Hoog molybdeen in Wisconsin put niet uit steenkoolas

Toen hoge concentraties van het sporenelement molybdeen (mah-LIB-den-um) werden ontdekt in drinkwaterbronnen in het zuidoosten van Wisconsin, leken de talrijke stortplaatsen voor steenkoolas in de regio een waarschijnlijke bron van de besmetting.

Maar fijnmazig speurwerk onder leiding van onderzoekers van Duke University en de Ohio State University heeft onthuld dat de vijvers, die de resten van steenkool bevatten die in elektriciteitscentrales worden verbrand, niet de bron van de besmetting zijn.

Het komt in plaats daarvan voort uit natuurlijke bronnen.

“Gebaseerd op tests met behulp van forensische isotopische ‘vingerafdrukken’ en technieken voor het dateren van de leeftijd, bieden onze resultaten onafhankelijk bewijs dat steenkoolas niet de bron van verontreiniging in het water is”, zegt Avner Vengosh, hoogleraar geochemie en waterkwaliteit aan de Duke’s Nicholas School of de omgeving.

"Als dit molybdeenrijke water afkomstig zou zijn van het uitlogen van steenkoolas, zou het relatief jong zijn, omdat het slechts 20 of 30 jaar geleden vanuit steenkoolasafzettingen aan de oppervlakte in de grondwaterlaag van de regio werd aangevuld", zei Vengosh.“In plaats daarvan tonen onze tests aan dat het uit de diepe ondergrond komt en meer dan 300 jaar oud is.”

Uit de tests bleek ook dat de isotopische vingerafdruk van het vervuilde water – de precieze verhoudingen van boor- en strontiumisotopen – niet overeenkwam met de isotopische vingerafdrukken van resten van steenkoolverbranding.

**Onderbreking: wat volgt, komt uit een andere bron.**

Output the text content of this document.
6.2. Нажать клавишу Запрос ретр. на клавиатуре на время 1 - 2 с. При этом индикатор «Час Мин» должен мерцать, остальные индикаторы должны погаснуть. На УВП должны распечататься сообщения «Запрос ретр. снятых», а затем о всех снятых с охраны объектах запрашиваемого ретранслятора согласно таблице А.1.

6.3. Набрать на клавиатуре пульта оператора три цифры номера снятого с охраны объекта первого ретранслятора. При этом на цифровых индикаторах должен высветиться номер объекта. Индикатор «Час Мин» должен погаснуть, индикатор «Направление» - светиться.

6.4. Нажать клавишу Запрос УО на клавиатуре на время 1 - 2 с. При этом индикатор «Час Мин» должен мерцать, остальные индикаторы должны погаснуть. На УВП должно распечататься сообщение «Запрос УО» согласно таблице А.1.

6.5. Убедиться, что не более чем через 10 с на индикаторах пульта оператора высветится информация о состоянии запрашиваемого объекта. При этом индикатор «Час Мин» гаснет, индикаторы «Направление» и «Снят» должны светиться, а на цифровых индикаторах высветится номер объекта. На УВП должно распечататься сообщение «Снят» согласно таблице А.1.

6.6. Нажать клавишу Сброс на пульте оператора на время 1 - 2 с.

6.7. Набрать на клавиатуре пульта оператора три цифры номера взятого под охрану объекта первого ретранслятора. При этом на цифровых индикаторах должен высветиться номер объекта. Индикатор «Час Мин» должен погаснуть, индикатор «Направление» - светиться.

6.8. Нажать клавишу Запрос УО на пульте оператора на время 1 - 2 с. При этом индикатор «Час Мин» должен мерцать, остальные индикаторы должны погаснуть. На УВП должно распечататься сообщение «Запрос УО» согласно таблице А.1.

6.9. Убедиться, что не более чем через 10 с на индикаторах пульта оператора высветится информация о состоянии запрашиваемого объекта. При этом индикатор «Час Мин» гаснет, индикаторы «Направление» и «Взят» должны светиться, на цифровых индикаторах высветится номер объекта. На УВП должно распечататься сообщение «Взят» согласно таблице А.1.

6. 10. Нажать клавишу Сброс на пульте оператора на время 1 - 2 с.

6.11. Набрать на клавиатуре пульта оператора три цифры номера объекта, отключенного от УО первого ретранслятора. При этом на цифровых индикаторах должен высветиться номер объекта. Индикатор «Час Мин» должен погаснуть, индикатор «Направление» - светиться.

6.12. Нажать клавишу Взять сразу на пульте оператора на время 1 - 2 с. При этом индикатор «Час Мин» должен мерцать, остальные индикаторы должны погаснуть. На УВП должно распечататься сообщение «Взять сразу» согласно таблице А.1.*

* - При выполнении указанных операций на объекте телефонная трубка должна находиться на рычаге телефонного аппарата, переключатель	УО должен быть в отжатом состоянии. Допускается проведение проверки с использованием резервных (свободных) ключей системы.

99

Deze bevindingen ‘ontkoppelen’ het molybdeen van de steenkoolasopslaglocaties en suggereren in plaats daarvan dat het het resultaat is van natuurlijke processen die plaatsvinden in de gesteentematrix van de watervoerende laag, zei Jennifer S. Harkness, een postdoctoraal onderzoeker aan de Ohio State die het onderzoek leidde als onderdeel van haar proefschrift bij Duke.

De onderzoekers publiceerden deze maand hun peer-reviewed artikel in het tijdschrift Environmental Science & Technology.

Kleine hoeveelheden molybdeen zijn essentieel voor zowel het dieren- als het plantenleven, maar mensen die er te veel van binnenkrijgen lopen het risico op problemen zoals bloedarmoede, gewrichtspijn en trillingen.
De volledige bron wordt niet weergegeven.